Democrats have considered tying an extension of the debt limit to the government funding bill before the October deadline to continue paying US bills, but this is meeting broad Republican opposition, and it does so. could bring about a shutdown if the GOP minority, which has the power to block bills in the Senate, does not waver.
Senator Bill Cassidy, R-La., A member of the finance and mixed economy committees, said on NBC’s “Meet the Press” Sunday that Republicans did not intend “to help and encourage party line spending “by raising the debt ceiling. .
“If you want to come back and meet you where we can actually find common ground, where we can actually meet the needs, as opposed to a Democratic wish list, well, we’ll help you,” Cassidy said.
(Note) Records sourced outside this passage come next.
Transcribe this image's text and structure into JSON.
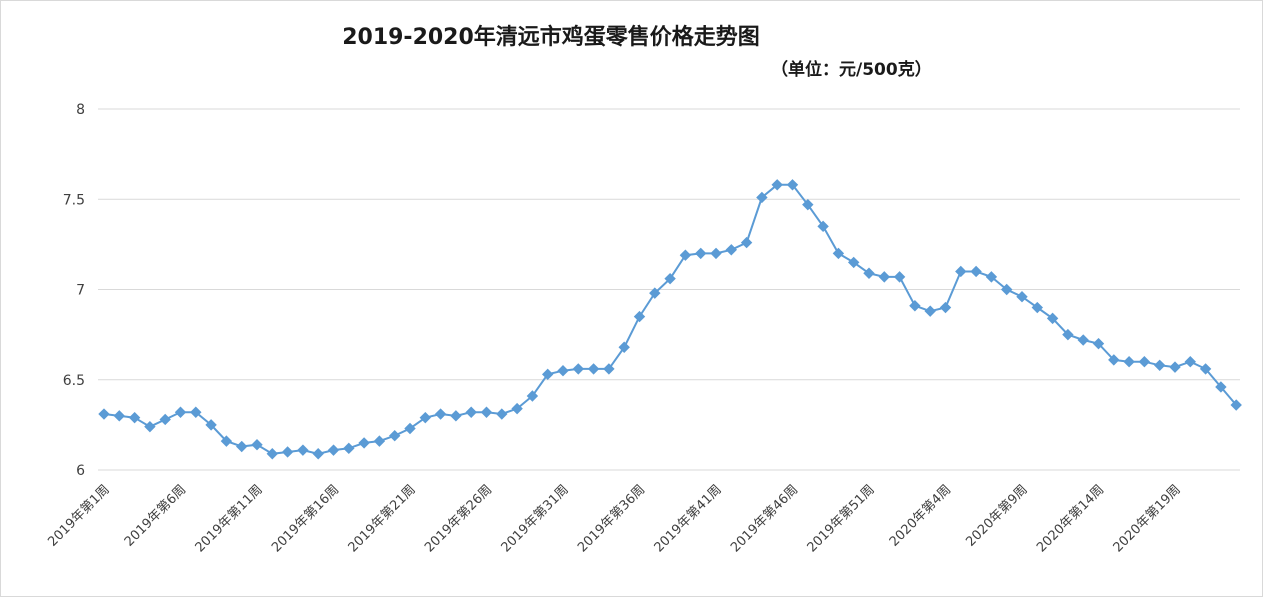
{
  "chart_data": {
    "type": "line",
    "title": "2019-2020年清远市鸡蛋零售价格走势图",
    "subtitle": "（单位：元/500克）",
    "ylim": [
      6,
      8
    ],
    "yticks": [
      6,
      6.5,
      7,
      7.5,
      8
    ],
    "grid": true,
    "color": "#5b9bd5",
    "marker": "diamond",
    "x_tick_labels": [
      "2019年第1周",
      "2019年第6周",
      "2019年第11周",
      "2019年第16周",
      "2019年第21周",
      "2019年第26周",
      "2019年第31周",
      "2019年第36周",
      "2019年第41周",
      "2019年第46周",
      "2019年第51周",
      "2020年第4周",
      "2020年第9周",
      "2020年第14周",
      "2020年第19周"
    ],
    "series": [
      {
        "values": [
          6.31,
          6.3,
          6.29,
          6.24,
          6.28,
          6.32,
          6.32,
          6.25,
          6.16,
          6.13,
          6.14,
          6.09,
          6.1,
          6.11,
          6.09,
          6.11,
          6.12,
          6.15,
          6.16,
          6.19,
          6.23,
          6.29,
          6.31,
          6.3,
          6.32,
          6.32,
          6.31,
          6.34,
          6.41,
          6.53,
          6.55,
          6.56,
          6.56,
          6.56,
          6.68,
          6.85,
          6.98,
          7.06,
          7.19,
          7.2,
          7.2,
          7.22,
          7.26,
          7.51,
          7.58,
          7.58,
          7.47,
          7.35,
          7.2,
          7.15,
          7.09,
          7.07,
          7.07,
          6.91,
          6.88,
          6.9,
          7.1,
          7.1,
          7.07,
          7.0,
          6.96,
          6.9,
          6.84,
          6.75,
          6.72,
          6.7,
          6.61,
          6.6,
          6.6,
          6.58,
          6.57,
          6.6,
          6.56,
          6.46,
          6.36
        ]
      }
    ]
  }
}
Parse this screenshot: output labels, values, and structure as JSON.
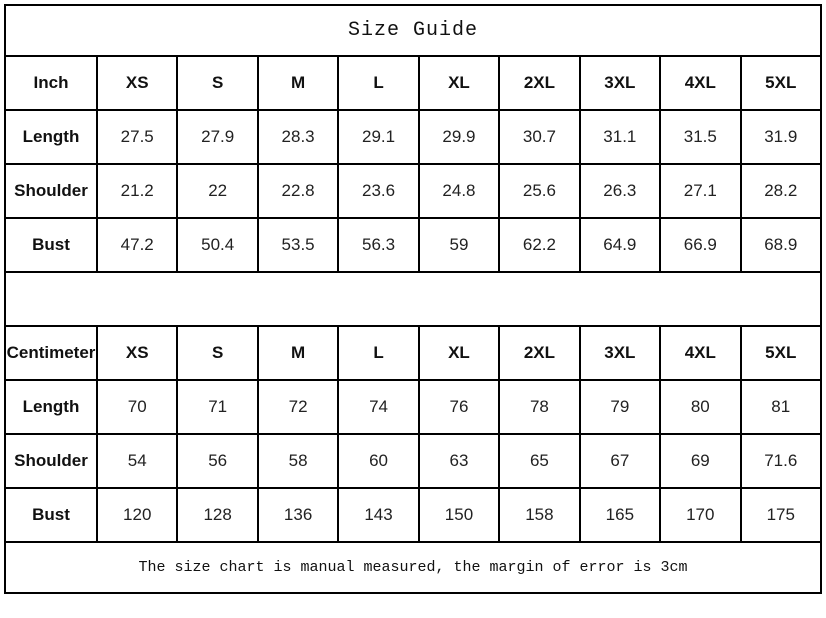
{
  "title": "Size Guide",
  "footer_note": "The size chart is manual measured, the margin of error is 3cm",
  "colors": {
    "border": "#000000",
    "background": "#ffffff",
    "text": "#1c1c1c"
  },
  "chart_data": [
    {
      "type": "table",
      "title": "Size Guide",
      "unit_label": "Inch",
      "columns": [
        "XS",
        "S",
        "M",
        "L",
        "XL",
        "2XL",
        "3XL",
        "4XL",
        "5XL"
      ],
      "rows": [
        {
          "label": "Length",
          "values": [
            27.5,
            27.9,
            28.3,
            29.1,
            29.9,
            30.7,
            31.1,
            31.5,
            31.9
          ]
        },
        {
          "label": "Shoulder",
          "values": [
            21.2,
            22,
            22.8,
            23.6,
            24.8,
            25.6,
            26.3,
            27.1,
            28.2
          ]
        },
        {
          "label": "Bust",
          "values": [
            47.2,
            50.4,
            53.5,
            56.3,
            59,
            62.2,
            64.9,
            66.9,
            68.9
          ]
        }
      ]
    },
    {
      "type": "table",
      "title": "Size Guide",
      "unit_label": "Centimeter",
      "columns": [
        "XS",
        "S",
        "M",
        "L",
        "XL",
        "2XL",
        "3XL",
        "4XL",
        "5XL"
      ],
      "rows": [
        {
          "label": "Length",
          "values": [
            70,
            71,
            72,
            74,
            76,
            78,
            79,
            80,
            81
          ]
        },
        {
          "label": "Shoulder",
          "values": [
            54,
            56,
            58,
            60,
            63,
            65,
            67,
            69,
            71.6
          ]
        },
        {
          "label": "Bust",
          "values": [
            120,
            128,
            136,
            143,
            150,
            158,
            165,
            170,
            175
          ]
        }
      ]
    }
  ]
}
Experts believe that failure to raise the debt ceiling would be catastrophic for the US and global economies. It requires 10 Republican votes through the regular process. Democrats, who declined to include it in their party line bill, noted that they had agreed to help Republicans extend the debt ceiling after the partisan tax law of 2017, which worsened the deficit. They say the GOP should do the same now.
Also this week, Hoyer said the House would advance the Defense Authorization Bill and vote on the Women’s Health Protection Act to codify abortion rights protections under Roe. . v. Get into the law.
“This legislation would enshrine access to reproductive health care for all women across America,” Hoyer said, adding that the House is forced to act due to the Supreme Court’s “inaction” to block Texas’ six-week abortion ban.